# approaching a JIB



## k2spitfire (Nov 27, 2007)

when u approach a jib feature have ur hands over the nose and tail pretending that heat is comming out of the tail and nose and u must keep ur hands there to keep warm. Then u must have ur knees slightly bend, back straight, shoulders perpendicular to the board and head looking at the feature. as you approach it pick a point where no matter what u will go straight without speedchecking this will ensure that u ride straight on the feature and not on angles as you described. then you start grinding the jib and i like to have my knees bent even more because if i fall it wont hurt as much because my centre of gravity is lower , bending down low on a rail is key in progressing becauase it helps prevent injury. and once i see the feature i keep my eyes locked on the end of the feature and whereever u look your body will follow. srry for the mass ammount of spelling errors im too lazy to fix them cuz its 5 21 am for me lol


----------



## k2spitfire (Nov 27, 2007)

is this actually u snowolf?


----------



## Grizz (Nov 10, 2008)

k2spitfire said:


> is this actually u snowolf?


That's the wolf in his steezy python jacket.


----------



## FLuiD (Jul 6, 2009)

It's all about commiting to it. I struggle with this myself being old and not made of rubber anymore!


----------



## Guest (Jan 21, 2010)

Baseline6-
you mentioned your approach and always landing on a weird angle. What helps me out a lot is before you hit the feature make sure your board is totally flat - no edges.
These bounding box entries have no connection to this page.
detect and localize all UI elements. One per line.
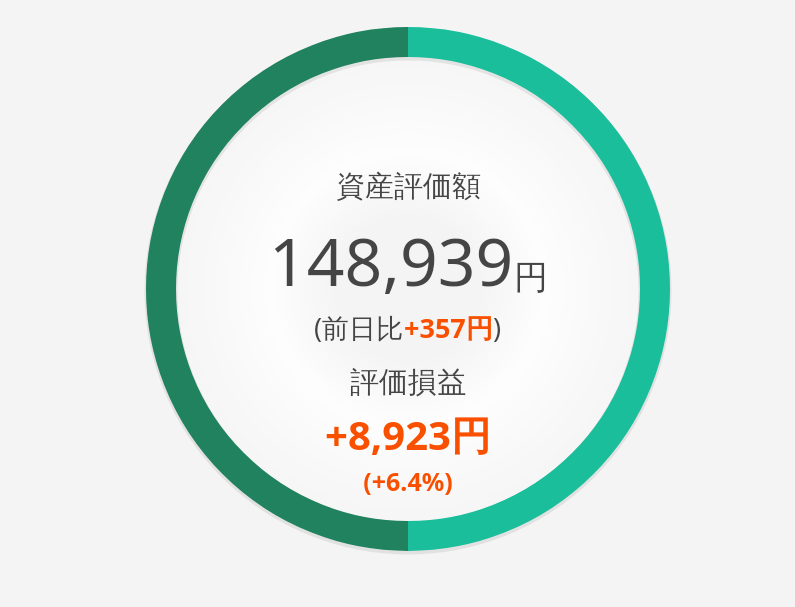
staticText: (+6.4%) bbox=[363, 464, 453, 498]
staticText: 評価損益 bbox=[350, 364, 466, 401]
staticText: 円 bbox=[514, 256, 548, 299]
staticText: 148,939 bbox=[269, 215, 514, 305]
staticText: 資産評価額 bbox=[336, 168, 481, 205]
staticText: (前日比 bbox=[314, 309, 404, 346]
staticText: ) bbox=[493, 309, 502, 346]
staticText: +8,923円 bbox=[325, 407, 491, 462]
button[interactable]: 資産評価額 サマリー bbox=[136, 17, 680, 561]
staticText: +357円 bbox=[404, 309, 493, 346]
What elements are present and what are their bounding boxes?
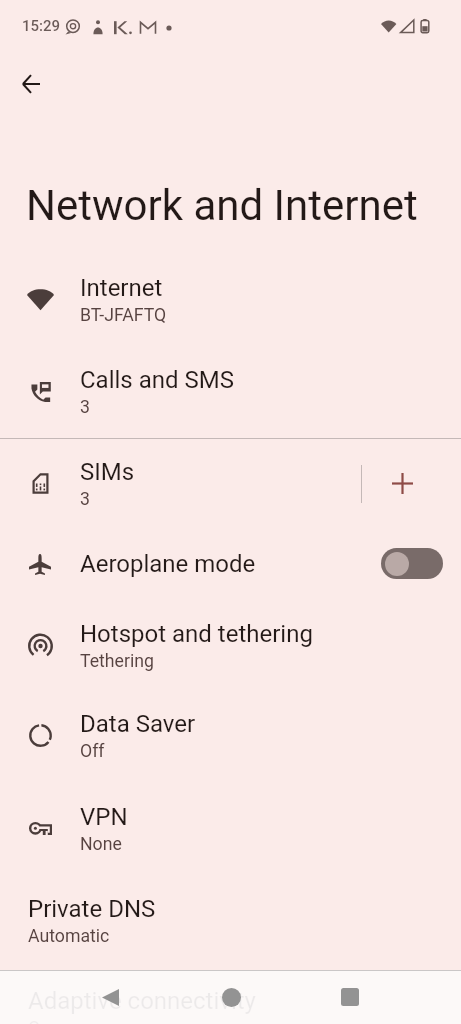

It might me tough as when we learn to ride, we learn to always stay on edges. After you get proficient and confident and want to progress to ollies and features, it really helps to get your board flat before you hit a feature because you want to be flat on the rail or box.

Hope this helps! Happy Shredding!


----------



## Cool_As_Cakes (Sep 23, 2009)

i got night and day better at jibbing when i stopped worrying about the appraoch and take off and hit them like any other small jump or feature i would see on the mountain. just be confident, centered, and ready to attack the feature. you'll be surprised at how much easier jibbing becomes when you "attack" the rail/box instead of "sliding" it. 

its all about state of mind. if you cannot prepare to attack a feature, then you're not ready to. start small, attack features that are short/quick, so that you get the taste of what a proper slide should be. only step up once the small features become "easy".

no park feature should be hit without the confidence to attack it. approaching with fear or being timid will only lead to injury.

be confident. be sure. be comfortable


----------